Read My Fiction, Storytelling Geekery

Tuesday Tropes 2: Epic Hail

A trope, essentially, is an idea or concept – whether that’s a joke, a situation or a plot twist – that’s recognisable as something that’s been used elsewhere.
The reason I’ve started doing this series is that, although tropes are often interpreted as clichés, it’s possible to breathe new life into familiar ideas, whether by using them in a fresh way or subverting them.

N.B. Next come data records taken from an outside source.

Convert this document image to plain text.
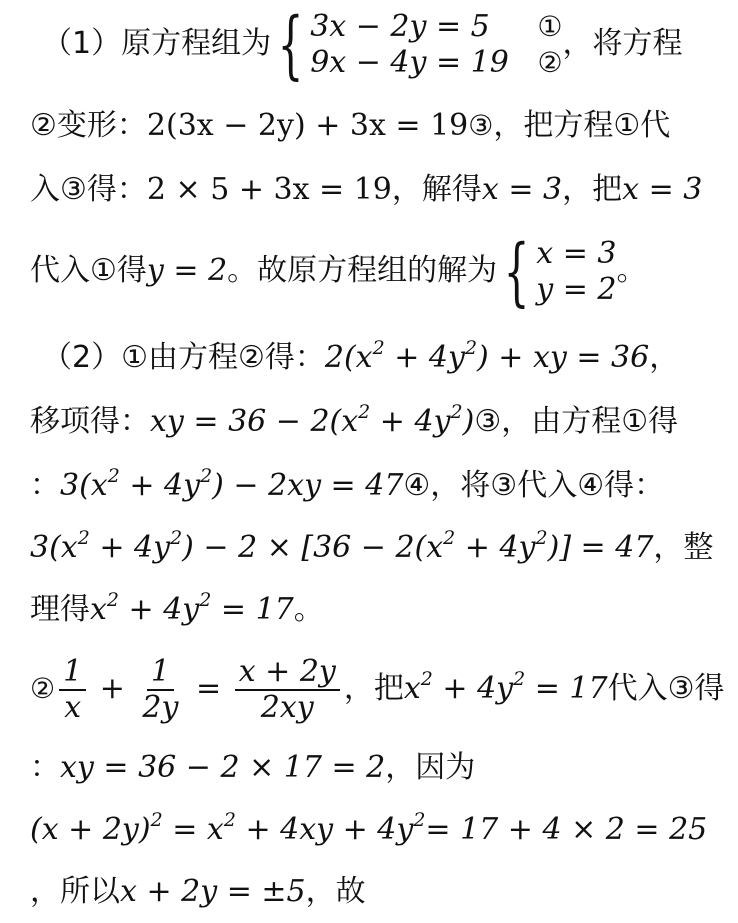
（1）原方程组为 { 3x − 2y = 5 ①
9x − 4y = 19 ②
，将方程
②变形：2(3x − 2y) + 3x = 19③，把方程①代
入③得：2 × 5 + 3x = 19，解得x = 3，把x = 3
代入①得y = 2。故原方程组的解为 { x = 3
y = 2
。
（2）①由方程②得：$2(x^2 + 4y^2)$ + xy = 36，
移项得：xy = $36 - 2(x^2$ + $4y^2)③$，由方程①得
：$3(x^2 + 4y^2) - 2xy$ = 47④，将③代入④得：
$3(x^2 + 4y^2) - 2 \times [36 - 2(x^2 + 4y^2)] = 47$，整
理得$x^2 + 4y^2 = 17$。
② $\frac{1}{x} + \frac{1}{2y} = \frac{x + 2y}{2xy}$ ，把$x^2 + 4y^2 = 17$代入③得
：xy = 36 − 2 × 17 = 2，因为
$(x + 2y)^2 = x^2 + 4xy + 4y^2= 17 + 4 \times 2 = 25$
，所以x + 2y = ±5，故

An Epic Hail is a message for help or assistance made on a ridiculously over the top scale. The most obvious example is probably the Bat Signal – the police installing a massive searchlight on top of police headquarters in order to get in touch with their officially approved vigilante probably isn’t the smartest use of resources. Doctor Who has used this trope repeatedly in it’s modern era, the most obvious example being Rose Tyler sending the message ‘Bad Wolf’ back in time to herself, so she’d be prepared for the final showdown. (Doctor Who really is quite silly when you lay the plot out like that, isn’t it?)

Not QUITE the Bat Signal, but pretty close.
Not QUITE the Bat Signal, but pretty close.

Interestingly, this seems to be a trope that’s been used more notably in real life than in fiction – the use of high burning torches along the coast of medieval England to signify an incoming invasion being one notable example, and Paul Revere’s mission to rally the American troops being another.
Basically, an ‘epic hail’ is a message to allies sent on a huge scale.

Rian Jonson pushed his horse, almost as exhausted as he was, through the last leg of the journey. He had ridden overnight, on three horses in total, but had finally reached his destination. Very slowly he was approaching the metallic mesh fence.
Using all his willpower to keep his eyelids up, he read the shapes on the sign next to the gap in the fence. There was a left-sided semi-circle, a mountain peak with a line connecting it’s two sides, two joint peaks, and a vertical line with a small right-sided semi-circle attached to its top half.
Rian, like most people of his era, was illiterate, but recognised those shapes as representing a military base. He knew the shapes of his own name, and a few key words, but little more. In that regard, he was an average man of his time.

Rian displayed his metal star – the symbol of official authority – to the guards as he made his way inside. He explained his mission to the Operator, and handed over the list of co-ordinates. Though he didn’t know the shapes of words, he knew numbers. Longitude and latitude were vital skills for a Messenger.
The Operator typed the numbers into his keyboard, carried out a long list of other activities, then the missiles were ready to go. They would be the symbol for ambassadors from the surviving towns, many miles apart, to come together.
The noise was deafening as the gigantic Peacebringer missiles shook the ground, violently tearing themselves away from their support as they climbed into the air. Rian read the shapes on its side – a vertical line, a left-sided half circle, two right-sided half-circles attached to a vertical line, and two joining peaks.
After centuries of nuclear fallout, it would be the message that the suffering would be over, that it was time to bring society back together.

 

An ‘epic hail’ is nothing to do with an ‘epic fail’, other than being a pun, of sorts.